The country's largest e-mail account providers called yesterday for a worldwide industry assault on "zombies," personal computers that have been unwittingly commandeered by spammers and used to send out unwanted e-mail and malicious programs.
The Anti-Spam Technical Alliance, which includes America Online Inc., Yahoo Inc., Microsoft Corp. and EarthLink Inc., urged all Internet providers to police their networks more aggressively and cut off machines suspected of being launching pads for spam.
By some estimates, hundreds of thousands of computers around the world have been infected with software that lets them be used without their owners' knowledge. Such machines now account for as much as 40 percent of all spam.
Large Internet providers typically monitor traffic on their networks and pinpoint machines that are sending out inordinate amounts of e-mail. When such machines are found, some Internet providers block their Internet access until their owners come forward, at which point they are given help to remove the software code used by the spammers before being reconnected.

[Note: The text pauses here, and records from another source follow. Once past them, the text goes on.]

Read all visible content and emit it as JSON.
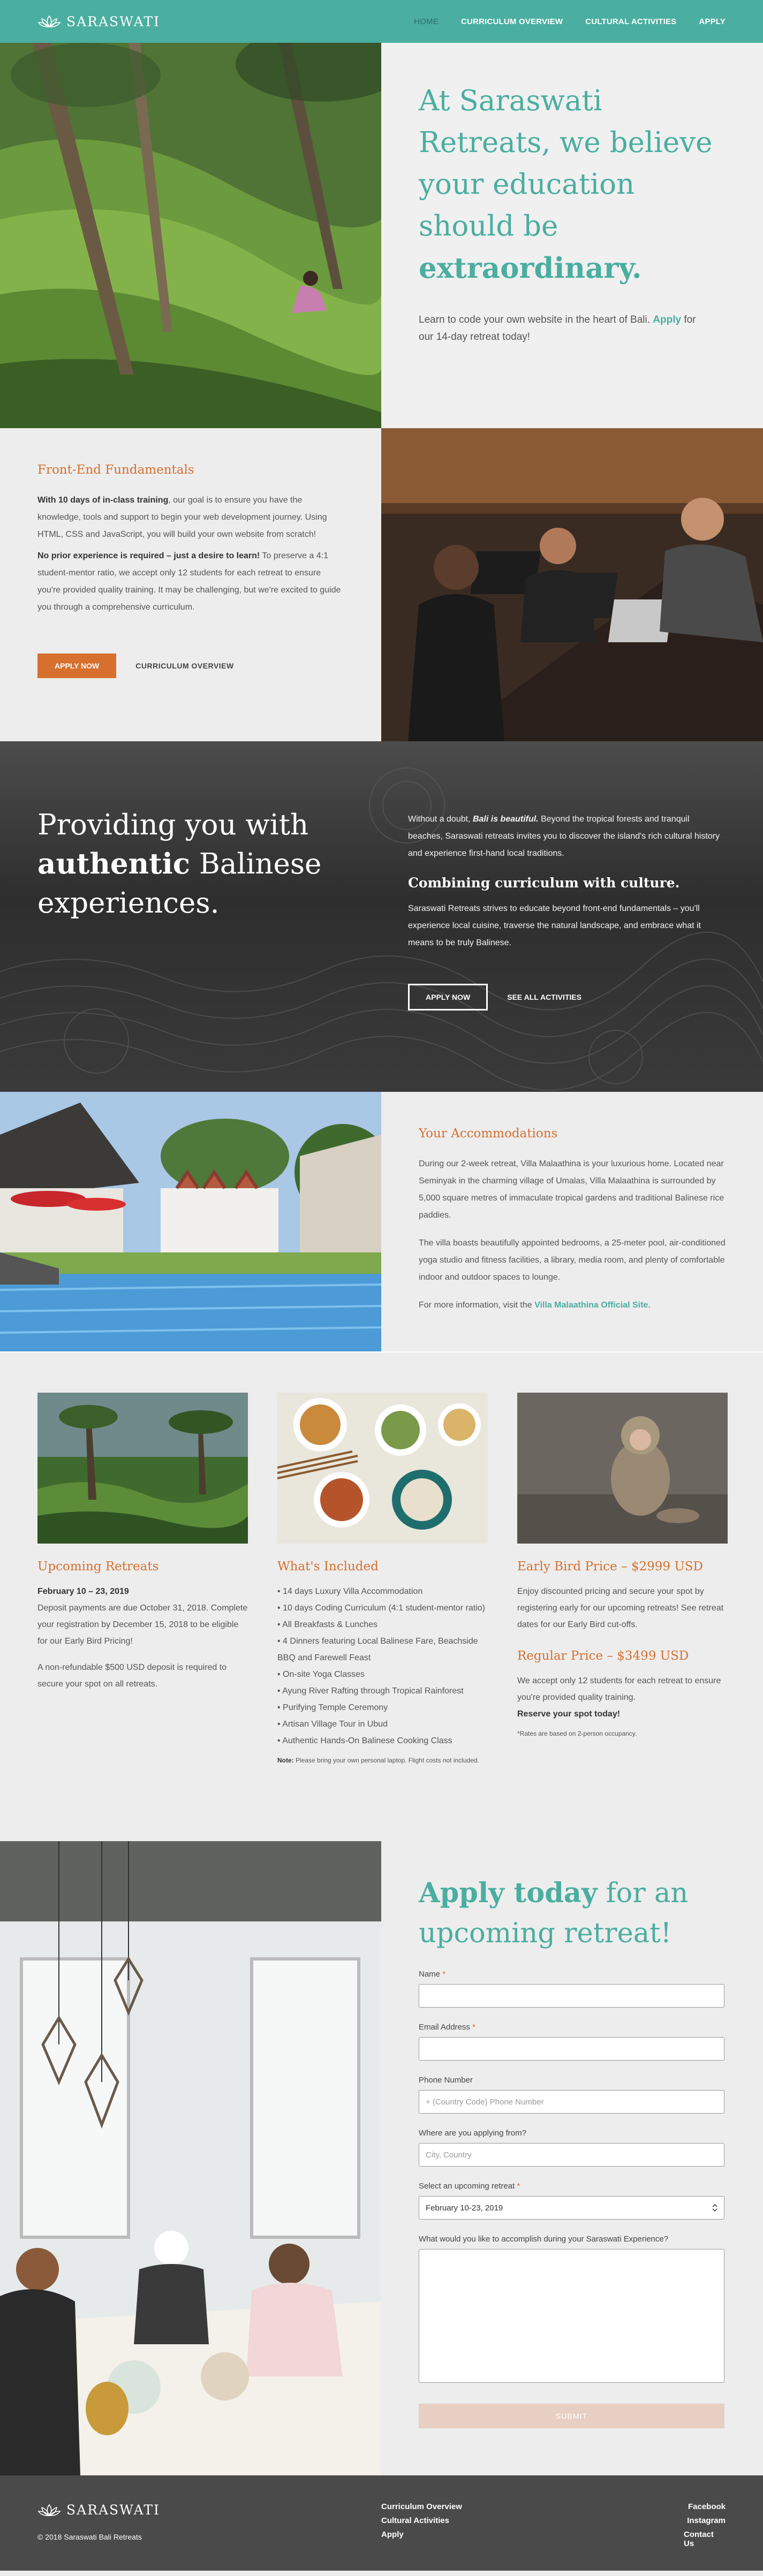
{
  "nav": {
    "brand": "SARASWATI",
    "links": [
      "HOME",
      "CURRICULUM OVERVIEW",
      "CULTURAL ACTIVITIES",
      "APPLY"
    ]
  },
  "hero": {
    "headline": "At Saraswati Retreats, we believe your education should be",
    "headline_bold": "extraordinary.",
    "text_before": "Learn to code your own website in the heart of Bali.",
    "apply_link": "Apply",
    "text_after": "for our 14-day retreat today!"
  },
  "fef": {
    "title": "Front-End Fundamentals",
    "p1_bold": "With 10 days of in-class training",
    "p1": ", our goal is to ensure you have the knowledge, tools and support to begin your web development journey. Using HTML, CSS and JavaScript, you will build your own website from scratch!",
    "p2_bold": "No prior experience is required – just a desire to learn!",
    "p2": " To preserve a 4:1 student-mentor ratio, we accept only 12 students for each retreat to ensure you're provided quality training. It may be challenging, but we're excited to guide you through a comprehensive curriculum.",
    "apply_btn": "APPLY NOW",
    "curriculum_btn": "CURRICULUM OVERVIEW"
  },
  "culture": {
    "h_line1": "Providing you with",
    "h_bold": "authentic",
    "h_line2": " Balinese",
    "h_line3": "experiences.",
    "p1_before": "Without a doubt, ",
    "p1_em": "Bali is beautiful.",
    "p1_after": " Beyond the tropical forests and tranquil beaches, Saraswati retreats invites you to discover the island's rich cultural history and experience first-hand local traditions.",
    "subhead": "Combining curriculum with culture.",
    "p2": "Saraswati Retreats strives to educate beyond front-end fundamentals – you'll experience local cuisine, traverse the natural landscape, and embrace what it means to be truly Balinese.",
    "apply_btn": "APPLY NOW",
    "activities_btn": "SEE ALL ACTIVITIES"
  },
  "accom": {
    "title": "Your Accommodations",
    "p1": "During our 2-week retreat, Villa Malaathina is your luxurious home. Located near Seminyak in the charming village of Umalas, Villa Malaathina is surrounded by 5,000 square metres of immaculate tropical gardens and traditional Balinese rice paddies.",
    "p2": "The villa boasts beautifully appointed bedrooms, a 25-meter pool, air-conditioned yoga studio and fitness facilities, a library, media room, and plenty of comfortable indoor and outdoor spaces to lounge.",
    "p3_before": "For more information, visit the ",
    "p3_link": "Villa Malaathina Official Site",
    "p3_after": "."
  },
  "cards": {
    "upcoming": {
      "title": "Upcoming Retreats",
      "dates": "February 10 – 23, 2019",
      "p1": "Deposit payments are due October 31, 2018. Complete your registration by December 15, 2018 to be eligible for our Early Bird Pricing!",
      "p2": "A non-refundable $500 USD deposit is required to secure your spot on all retreats."
    },
    "included": {
      "title": "What's Included",
      "items": [
        "14 days Luxury Villa Accommodation",
        "10 days Coding Curriculum (4:1 student-mentor ratio)",
        "All Breakfasts & Lunches",
        "4 Dinners featuring Local Balinese Fare, Beachside BBQ and Farewell Feast",
        "On-site Yoga Classes",
        "Ayung River Rafting through Tropical Rainforest",
        "Purifying Temple Ceremony",
        "Artisan Village Tour in Ubud",
        "Authentic Hands-On Balinese Cooking Class"
      ],
      "note_label": "Note:",
      "note": " Please bring your own personal laptop. Flight costs not included."
    },
    "pricing": {
      "early_title": "Early Bird Price – $2999 USD",
      "early_p": "Enjoy discounted pricing and secure your spot by registering early for our upcoming retreats! See retreat dates for our Early Bird cut-offs.",
      "regular_title": "Regular Price – $3499 USD",
      "regular_p": "We accept only 12 students for each retreat to ensure you're provided quality training.",
      "regular_bold": "Reserve your spot today!",
      "footnote": "*Rates are based on 2-person occupancy."
    }
  },
  "form": {
    "h_bold": "Apply today",
    "h_rest": " for an upcoming retreat!",
    "name_label": "Name",
    "email_label": "Email Address",
    "phone_label": "Phone Number",
    "phone_placeholder": "+ (Country Code) Phone Number",
    "from_label": "Where are you applying from?",
    "from_placeholder": "City, Country",
    "retreat_label": "Select an upcoming retreat",
    "retreat_value": "February 10-23, 2019",
    "goal_label": "What would you like to accomplish during your Saraswati Experience?",
    "required_mark": "*",
    "submit": "SUBMIT"
  },
  "footer": {
    "brand": "SARASWATI",
    "copyright": "© 2018 Saraswati Bali Retreats",
    "links1": [
      "Curriculum Overview",
      "Cultural Activities",
      "Apply"
    ],
    "links2": [
      "Facebook",
      "Instagram",
      "Contact Us"
    ]
  },
  "colors": {
    "teal": "#4aaea0",
    "orange": "#d7702e",
    "footer": "#4a4a4a"
  }
}
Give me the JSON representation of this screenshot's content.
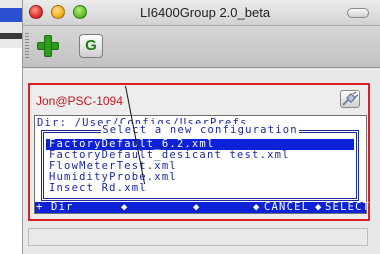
{
  "window": {
    "title": "LI6400Group 2.0_beta"
  },
  "toolbar": {
    "add_icon": "plus-icon",
    "g_label": "G"
  },
  "connection": {
    "label": "Jon@PSC-1094",
    "button_icon": "plug-icon"
  },
  "terminal": {
    "dir_line": "Dir: /User/Configs/UserPrefs",
    "box_title": "Select a new configuration",
    "files": [
      "FactoryDefault_6.2.xml",
      "FactoryDefault_desicant test.xml",
      "FlowMeterTest.xml",
      "HumidityProbe.xml",
      "Insect Rd.xml"
    ],
    "selected_index": 0,
    "commands": {
      "dir": "+ Dir",
      "cancel": "CANCEL",
      "select": "SELECT",
      "separator": "◆"
    }
  },
  "colors": {
    "terminal_text": "#1b2a9a",
    "highlight": "#0d22d6",
    "panel_border": "#d81f2a",
    "add_green": "#2e9d1e"
  }
}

The zombie problem, said representatives of the group, is going largely unchecked because other Internet providers are not taking such action.

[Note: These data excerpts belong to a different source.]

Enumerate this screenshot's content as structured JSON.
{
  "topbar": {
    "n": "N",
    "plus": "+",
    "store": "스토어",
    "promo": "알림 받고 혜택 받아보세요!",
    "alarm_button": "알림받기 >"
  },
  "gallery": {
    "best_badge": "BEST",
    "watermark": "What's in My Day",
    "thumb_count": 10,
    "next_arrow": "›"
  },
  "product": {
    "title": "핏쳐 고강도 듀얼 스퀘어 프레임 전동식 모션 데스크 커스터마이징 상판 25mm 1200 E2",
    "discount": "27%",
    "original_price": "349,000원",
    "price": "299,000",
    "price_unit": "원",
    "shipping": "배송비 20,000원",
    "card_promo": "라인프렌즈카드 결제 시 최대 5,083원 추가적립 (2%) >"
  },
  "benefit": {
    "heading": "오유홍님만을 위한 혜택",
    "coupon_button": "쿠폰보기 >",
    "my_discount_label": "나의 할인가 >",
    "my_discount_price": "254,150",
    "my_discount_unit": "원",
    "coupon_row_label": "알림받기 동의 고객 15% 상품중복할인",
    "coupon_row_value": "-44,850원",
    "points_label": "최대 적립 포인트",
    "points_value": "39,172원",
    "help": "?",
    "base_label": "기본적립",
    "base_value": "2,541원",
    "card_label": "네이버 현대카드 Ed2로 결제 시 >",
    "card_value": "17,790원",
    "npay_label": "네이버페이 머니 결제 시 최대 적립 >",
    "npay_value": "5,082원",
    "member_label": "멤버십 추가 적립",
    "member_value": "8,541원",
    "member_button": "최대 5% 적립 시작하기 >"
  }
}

"We're throwing the gauntlet down," said Ken Hickman, senior mail director at Yahoo. "We're saying, 'Hey, secure your networks.' "
The proposal suggests that Internet providers that are quarantining zombies might reject all mail from networks that are not doing so.

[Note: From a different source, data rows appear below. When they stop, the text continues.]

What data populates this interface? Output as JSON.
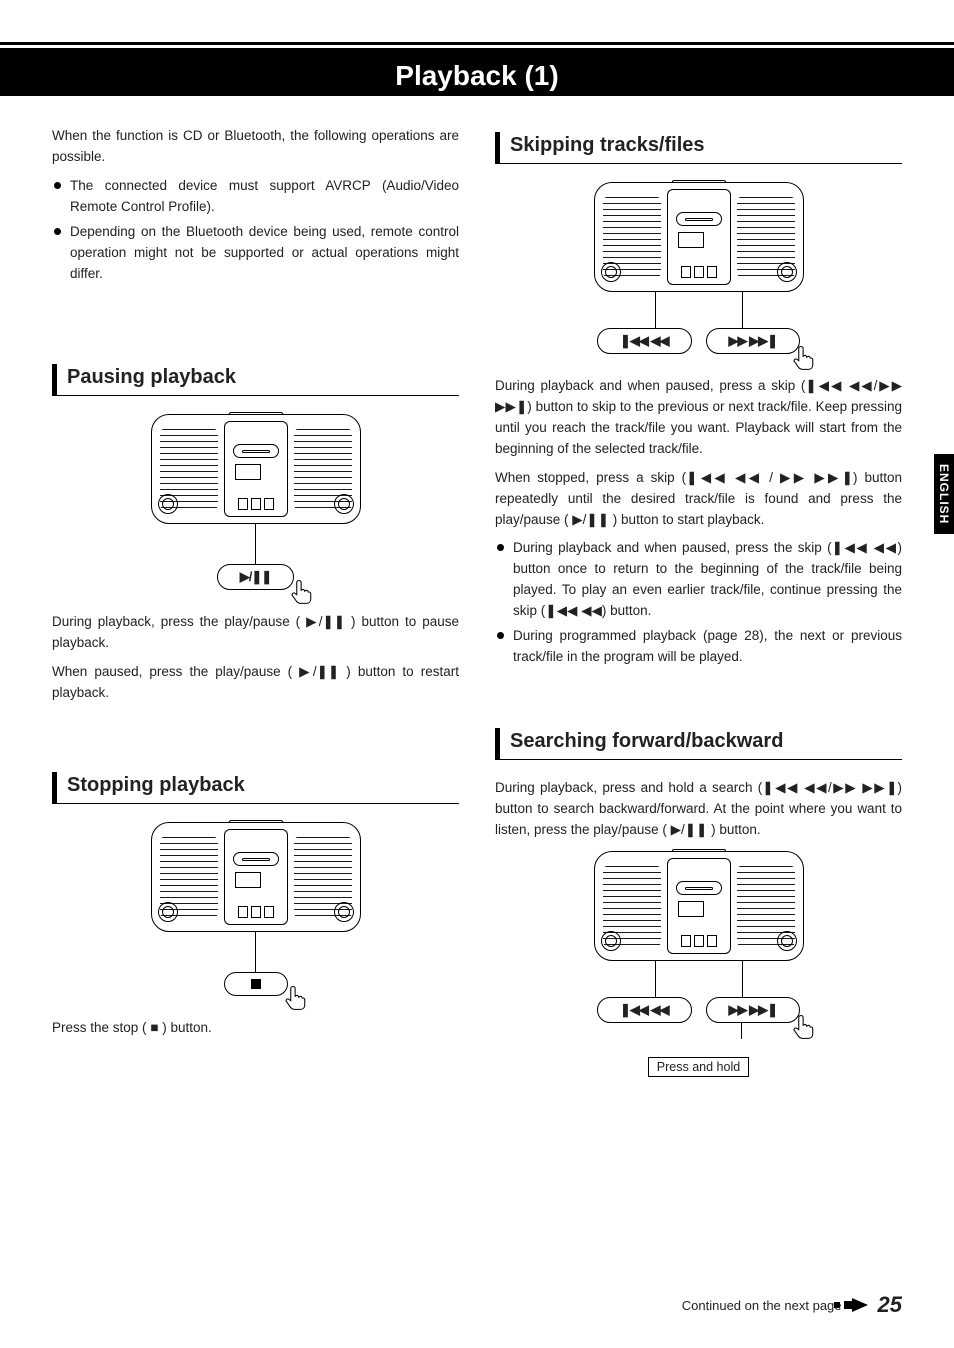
{
  "title": "Playback (1)",
  "side_tab": "ENGLISH",
  "intro": "When the function is CD or Bluetooth, the following operations are possible.",
  "intro_bullets": [
    "The connected device must support AVRCP (Audio/Video Remote Control Profile).",
    "Depending on the Bluetooth device being used, remote control operation might not be supported or actual operations might differ."
  ],
  "pausing": {
    "heading": "Pausing playback",
    "callout_symbol": "▶/❚❚",
    "p1": "During playback, press the play/pause ( ▶/❚❚ ) button to pause playback.",
    "p2": "When paused, press the play/pause ( ▶/❚❚ ) button to restart playback."
  },
  "stopping": {
    "heading": "Stopping playback",
    "callout_symbol": "■",
    "p1": "Press the stop ( ■ ) button."
  },
  "skipping": {
    "heading": "Skipping tracks/files",
    "callout_prev": "❚◀◀ ◀◀",
    "callout_next": "▶▶ ▶▶❚",
    "p1": "During playback and when paused, press a skip (❚◀◀ ◀◀/▶▶ ▶▶❚) button to skip to the previous or next track/file. Keep pressing until you reach the track/file you want. Playback will start from the beginning of the selected track/file.",
    "p2": "When stopped, press a skip (❚◀◀ ◀◀ / ▶▶ ▶▶❚) button repeatedly until the desired track/file is found and press the play/pause ( ▶/❚❚ ) button to start playback.",
    "bullets": [
      "During playback and when paused, press the skip (❚◀◀ ◀◀) button once to return to the beginning of the track/file being played. To play an even earlier track/file, continue pressing the skip (❚◀◀ ◀◀) button.",
      "During programmed playback (page 28), the next or previous track/file in the program will be played."
    ]
  },
  "searching": {
    "heading": "Searching forward/backward",
    "p1": "During playback, press and hold a search (❚◀◀ ◀◀/▶▶ ▶▶❚) button to search backward/forward. At the point where you want to listen, press the play/pause ( ▶/❚❚ ) button.",
    "callout_prev": "❚◀◀ ◀◀",
    "callout_next": "▶▶ ▶▶❚",
    "press_hold": "Press and hold"
  },
  "footer": {
    "continued": "Continued on the next page",
    "page": "25"
  }
}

"If the ISP does not reasonably control abusive traffic, it is at risk of being blocked by other ISPs," said the group's report.
"These machines are a security risk," added Brian Sullivan, senior technical director of mail operations at AOL.
Mike Jackman, executive director of the California ISP Association, responded that smaller Internet providers generally do watch their networks closely and act when they see zombies.